1. Articulate the product vision to the team
2. Define the goals at the beginning of every sprint
3. Tell the story behind each user story so that the development team understands what is required. So the PO must understand the end user requirements.
4. Define or help define the user story acceptance criteria so the team knows when they are DONE
5. Be able to prioritize the stories and be able to negotiate/collaborate on priorities with the team. Negotiate priorities occurs when after taking the top priorities off the backlog; there may be some remaining capacity that the next highest priority story won't fit in to. So in those cases, a lower priority feature could be picked.
6. Must be available at all inspect and adapt points to answer questions and help guide the team empirically

Product Managers on the other hand must be able to do a whole bunch of other things, including but not limited to:

1. Defining the marketing strategies and outbound marketing communications
2. Pricing strategies
3. Understanding the positioning of the product in the market place
4. Competitive analysis

A couple quotes from the forum worth repeating here

"Scrum does not prescribe further responsibility beyond optimizing development to ensure business success" (Anonymous)

"The Product Owner role, on the other hand, is really about representing the business side and working with engineering to optimize the software (or technology) delivery part of the entire product solution." (Greg)

The best ..

"The product owner role is a genuinely new role and disruptive for most organisations, as it does not easily map onto existing roles and structures" (Roman)

In summary, depending on your situation, the PM and PO roles will be performed by the same person, a group of people or separate people - frankly I don't care.

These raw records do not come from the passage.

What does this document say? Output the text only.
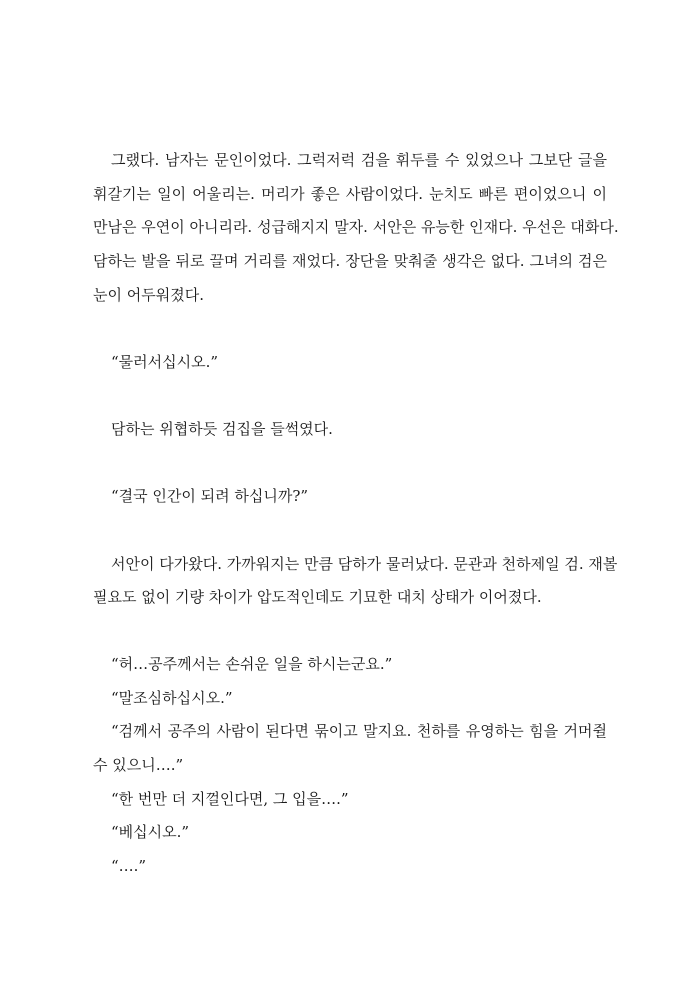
그랬다. 남자는 문인이었다. 그럭저럭 검을 휘두를 수 있었으나 그보단 글을
휘갈기는 일이 어울리는. 머리가 좋은 사람이었다. 눈치도 빠른 편이었으니 이
만남은 우연이 아니리라. 성급해지지 말자. 서안은 유능한 인재다. 우선은 대화다.
담하는 발을 뒤로 끌며 거리를 재었다. 장단을 맞춰줄 생각은 없다. 그녀의 검은
눈이 어두워졌다.
“물러서십시오.”
담하는 위협하듯 검집을 들썩였다.
“결국 인간이 되려 하십니까?”
서안이 다가왔다. 가까워지는 만큼 담하가 물러났다. 문관과 천하제일 검. 재볼
필요도 없이 기량 차이가 압도적인데도 기묘한 대치 상태가 이어졌다.
“허…공주께서는 손쉬운 일을 하시는군요.”
“말조심하십시오.”
“검께서 공주의 사람이 된다면 묶이고 말지요. 천하를 유영하는 힘을 거머쥘
수 있으니….”
“한 번만 더 지껄인다면, 그 입을….”
“베십시오.”
“….”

As long as there is a person dedicated to doing the PO duties and responsibilities as defined in the 6 bullets above, then all is good from a scrum perspective.

About the Author: As COO and Scrum Master, Jack Milunsky heads software development at Brightspark. Jack is an early adopter of Scrum and has a great passion for early stage startups. Jack is co-creator of Agilebuddy, a next generation Scrum Application SaaS. Jack combines over 18 years of experience managing software development teams both large and small. You can follow Jack for great tips on Agile at http://twitter.com/agilebuddy

Comments

Product Marketing Manager and Technical Product Manager

November 9, 2009 by Greg Boutin (not verified), 13 weeks 1 day ago
Comment id: 4072

I believe the confusion comes from the terms Product Owner and Product Manager. Those are really the traditional Product Marketing Manager and Technical Product Manager roles, which are much more descriptive titles.

French Translation

November 10, 2009 by Fabrice Aimetti (not verified), 13 weeks 41 min ago
Comment id: 4080

Jack,
Your post is interesting, so I have translated it in french : Product Owner vs Product Manager.
Regards, Fabrice

A fundamental flaw in the distinction that nobody can explain me

January 16, 2010 by Robret (not verified), 3 weeks 3 days ago
Comment id: 5138

I am one of the people that is also confused about the differences. Most of what I read states that the product managers spend a lot of time with customers and the product owners a lot of time with the team. The product owner is the one understanding the customers, sets the vision and prioritizes the backlog. But how does he really know what the market needs if most of the time he is busy with the team and doesn"t spend time to understand the market? On the other hand, according to my reading, the product manager spends a lot of time with customers and really understands the market including competitors, which is important information too. He also claims to own the vision, writes specifications, but is not os involved with the team. So how shall the team really understand what is required and how shall it deveklop what was asked for. Since I believe that there can only be one person owning the success of the product, it seams to me that the challenge is to find the right balance in either job and then they are no longer really different. It's jsut my opinion.